Según la sentencia a la que ha tenido acceso Efe, al acusado también se le impone la prohibición de comunicarse por cualquier medio con la víctima y aproximarse a ella a una distancia inferior a 200 metros, su domicilio, centro de estudios o cualquier otro lugar en que se encuentre durante 11 años.



Además, se le impone al acusado la medida de seis años de libertad vigilada que se ejecutará con posterioridad a la pena privativa de libertad, así como la obligación de participar en programas formativos de educación sexual.



La pena de prisión podrá ser sustituida por su expulsión del territorio español una vez cumplidos cuatro años y medio en prisión y se prohibiría la entrada en España en el plazo de 5 años a contar desde la fecha de su expulsión.

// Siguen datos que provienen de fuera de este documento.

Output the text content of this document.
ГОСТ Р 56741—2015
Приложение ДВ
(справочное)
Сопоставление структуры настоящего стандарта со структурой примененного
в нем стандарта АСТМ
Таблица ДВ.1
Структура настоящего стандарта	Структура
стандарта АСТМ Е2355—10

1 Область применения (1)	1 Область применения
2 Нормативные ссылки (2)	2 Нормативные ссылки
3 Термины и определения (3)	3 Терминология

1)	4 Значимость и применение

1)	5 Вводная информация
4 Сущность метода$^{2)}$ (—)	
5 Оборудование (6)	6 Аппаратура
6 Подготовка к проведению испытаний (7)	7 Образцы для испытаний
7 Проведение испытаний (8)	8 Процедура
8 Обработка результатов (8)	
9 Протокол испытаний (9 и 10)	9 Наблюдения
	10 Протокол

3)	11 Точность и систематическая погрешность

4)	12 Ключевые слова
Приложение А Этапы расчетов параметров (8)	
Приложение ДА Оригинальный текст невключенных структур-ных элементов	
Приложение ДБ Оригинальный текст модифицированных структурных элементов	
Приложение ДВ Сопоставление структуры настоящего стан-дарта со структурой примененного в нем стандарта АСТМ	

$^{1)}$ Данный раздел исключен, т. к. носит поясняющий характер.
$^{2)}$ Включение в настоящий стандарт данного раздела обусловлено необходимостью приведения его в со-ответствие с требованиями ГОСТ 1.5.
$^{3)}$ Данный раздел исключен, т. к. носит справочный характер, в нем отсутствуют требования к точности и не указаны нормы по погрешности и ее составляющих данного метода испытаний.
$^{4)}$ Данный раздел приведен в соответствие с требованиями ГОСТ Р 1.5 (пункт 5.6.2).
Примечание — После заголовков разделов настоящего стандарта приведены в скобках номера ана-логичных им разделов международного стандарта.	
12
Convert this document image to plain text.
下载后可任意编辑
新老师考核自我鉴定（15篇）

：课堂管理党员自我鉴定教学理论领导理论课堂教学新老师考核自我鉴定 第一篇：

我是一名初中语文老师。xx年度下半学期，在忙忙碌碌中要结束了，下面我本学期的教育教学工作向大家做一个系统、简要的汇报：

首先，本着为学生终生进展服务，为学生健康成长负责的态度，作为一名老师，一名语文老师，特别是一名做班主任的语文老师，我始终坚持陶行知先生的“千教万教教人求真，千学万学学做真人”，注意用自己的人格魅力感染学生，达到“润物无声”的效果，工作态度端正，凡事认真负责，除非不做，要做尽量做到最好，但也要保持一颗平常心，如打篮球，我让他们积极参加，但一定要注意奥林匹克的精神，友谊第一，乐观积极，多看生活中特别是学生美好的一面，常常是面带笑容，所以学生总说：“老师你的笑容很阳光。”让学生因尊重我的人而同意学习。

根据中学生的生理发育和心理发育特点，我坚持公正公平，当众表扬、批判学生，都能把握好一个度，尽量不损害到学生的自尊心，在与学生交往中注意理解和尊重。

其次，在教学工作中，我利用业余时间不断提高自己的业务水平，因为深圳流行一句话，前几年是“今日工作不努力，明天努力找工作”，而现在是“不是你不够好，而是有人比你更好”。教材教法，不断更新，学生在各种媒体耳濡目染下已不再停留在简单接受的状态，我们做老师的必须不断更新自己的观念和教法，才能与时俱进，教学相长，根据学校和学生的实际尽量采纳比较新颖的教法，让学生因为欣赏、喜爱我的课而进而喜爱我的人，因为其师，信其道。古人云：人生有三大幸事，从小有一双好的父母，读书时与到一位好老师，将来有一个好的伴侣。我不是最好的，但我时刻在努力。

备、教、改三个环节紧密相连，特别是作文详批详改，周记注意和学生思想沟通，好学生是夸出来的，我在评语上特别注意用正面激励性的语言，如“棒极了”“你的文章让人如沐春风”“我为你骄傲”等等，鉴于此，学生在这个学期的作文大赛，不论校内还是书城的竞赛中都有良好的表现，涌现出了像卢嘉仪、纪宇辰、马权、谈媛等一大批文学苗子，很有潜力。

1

El procesado deberá indemnizará a la madre de la menor, como legal representante de la menor, con 10.000 euros por el daño moral ocasionado a la misma, con los intereses de demora previstos en la Ley.



La sala ha considerado probado que el acusado, desde diciembre de 2018 residía en el domicilio familiar en Tomelloso (Ciudad Real), junto con su pareja, la abuela de la menor, los padres de la menor y su otra hermana.



En la madrugada del día 18 de mayo de 2019, el acusado aprovechó que su compañera sentimental no estaba en la vivienda y que los padres de la menor dormían, se aproximó con ánimo libidinoso a la habitación de la menor en la que dormía, le tapó con fuerza la boca para impedir que gritase, le inmovilizó ambos brazos con la otra mano detrás de la espalda y la arrastró hasta su habitación.



Una vez en la habitación el procesado tiró a la menor sobre su cama, y colocando su cuerpo sobre ella, la besó en el cuello y en los labios y la tocó.



Acto seguido, el procesado intentó abusar sexualmente de la menor.



Según la sentencia, el procesado oyó ruido en la casa y detuvo su actividad, pidiendo a la menor que se mantuviera callada y que se vistiese, obedeciendo la misma ante el temor que le provocaba el procesado.



Mientras la menor se estaba vistiendo, el marido de la madre entró en el dormitorio del procesado y, tras ver la situación, expulsó de la vivienda al ahora acusado e interpuso una denuncia.